Perhaps the best set of words from Jackie’s penmanship is when Carolyn begins to realise that it could have been her senator lover who authorised the kidnapping. Through Jackie’s writing, we immerse ourselves in Carolyn’s eureka moment.
“It couldn’t have Gregory that did this to me. Could It”
Perhaps though I should give Jackie more praise, for like every classic author of my childhood, Jackie is full of didactic messages in this novel. Sexual equality is high up on her list with her stronger female characters matching sex and power in equal force (her eponymous heroine of Lucky and other Santangelo novels, Lucky is the Queen of this sexual equality games and most recently gave her ideology to her readers via Confessions of a Wild Child), however Jackie Collins also moves towards poverty as a theme in this particular novel. When Carolyn escapes her imprisonment she understandably looks a bit like a tramp, and more to the point, feels rather down and out. Where else to be down and out then the mean backstreets of L.A. After all, she has no phone or shoes, her hair isn’t clean and neither are her clothes, without those qualities, what does Carolyn have? She realises when strolling in this rough LA neighbourhood that people are pitting her, and she understands, through this that tramps have feelings too. A life lesson courtesy of Jackie once again. Collins makes our final social commentary by discussing in the epilogue the media pressures on celebrity around LA noting that ‘Lindsay Lohan goes around LA wearing no panties and smashing up cars.’

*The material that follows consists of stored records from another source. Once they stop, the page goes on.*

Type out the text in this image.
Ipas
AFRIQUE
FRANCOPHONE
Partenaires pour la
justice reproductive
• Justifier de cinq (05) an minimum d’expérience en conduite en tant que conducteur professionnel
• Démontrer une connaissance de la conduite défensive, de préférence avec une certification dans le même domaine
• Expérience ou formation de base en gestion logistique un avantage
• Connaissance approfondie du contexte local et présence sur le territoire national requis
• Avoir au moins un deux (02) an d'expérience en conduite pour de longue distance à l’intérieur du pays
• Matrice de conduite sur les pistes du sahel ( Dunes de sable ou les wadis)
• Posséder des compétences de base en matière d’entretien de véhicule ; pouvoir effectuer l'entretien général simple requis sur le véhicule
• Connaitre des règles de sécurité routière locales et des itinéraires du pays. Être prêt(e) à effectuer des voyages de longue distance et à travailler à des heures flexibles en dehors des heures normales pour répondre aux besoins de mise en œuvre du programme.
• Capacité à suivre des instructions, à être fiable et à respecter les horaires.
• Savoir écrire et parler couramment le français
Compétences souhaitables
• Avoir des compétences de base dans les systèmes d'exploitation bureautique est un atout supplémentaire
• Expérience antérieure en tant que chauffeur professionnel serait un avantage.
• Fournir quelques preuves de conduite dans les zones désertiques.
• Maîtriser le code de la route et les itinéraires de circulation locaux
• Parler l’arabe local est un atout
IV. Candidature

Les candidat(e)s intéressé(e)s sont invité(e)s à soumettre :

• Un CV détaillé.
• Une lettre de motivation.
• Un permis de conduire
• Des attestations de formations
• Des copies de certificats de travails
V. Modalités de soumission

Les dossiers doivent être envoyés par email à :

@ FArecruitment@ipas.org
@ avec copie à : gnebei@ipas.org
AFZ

Unsurprisingly, with some brilliant lines and moral realities, I became addicted and am still hooked to this day. 27 of these 30 books have been devoured by me, the last three providing the nectar I need for any black days ahead. These books are in many ways so entertaining you can literally find a gem on every page. Even now I think of her description of assassinations in the ’60s and ’70s and laugh heartily, for they’re not necessarily political or focused on racial discrimination: no, these are the decades of the ‘envy ridden’ people desperate to take out a major star, with damage including ‘shell shock, a broken leg, a woman without a foot… the list of horrors were endless’. That, above all sums up why any situation with Jackie can make a serious issue that bit more accessible, whether it’s appropriate or not.
Reading these novels have helped me to enjoy literature once again. I’m taken baby steps and pushed myself to read the tomes of literature, much loved and admired. I welcome reading about the grim realities of taxes, death and deep philosophical questions. But Jackie will always be tempted me, baiting me with her kitsch descriptions, feisty characters and her love of the story. Oscar Wilde said he could resist anything but temptation. Jackie is temptation exemplified. Whenever I get a chance I shall always dive into Jackie.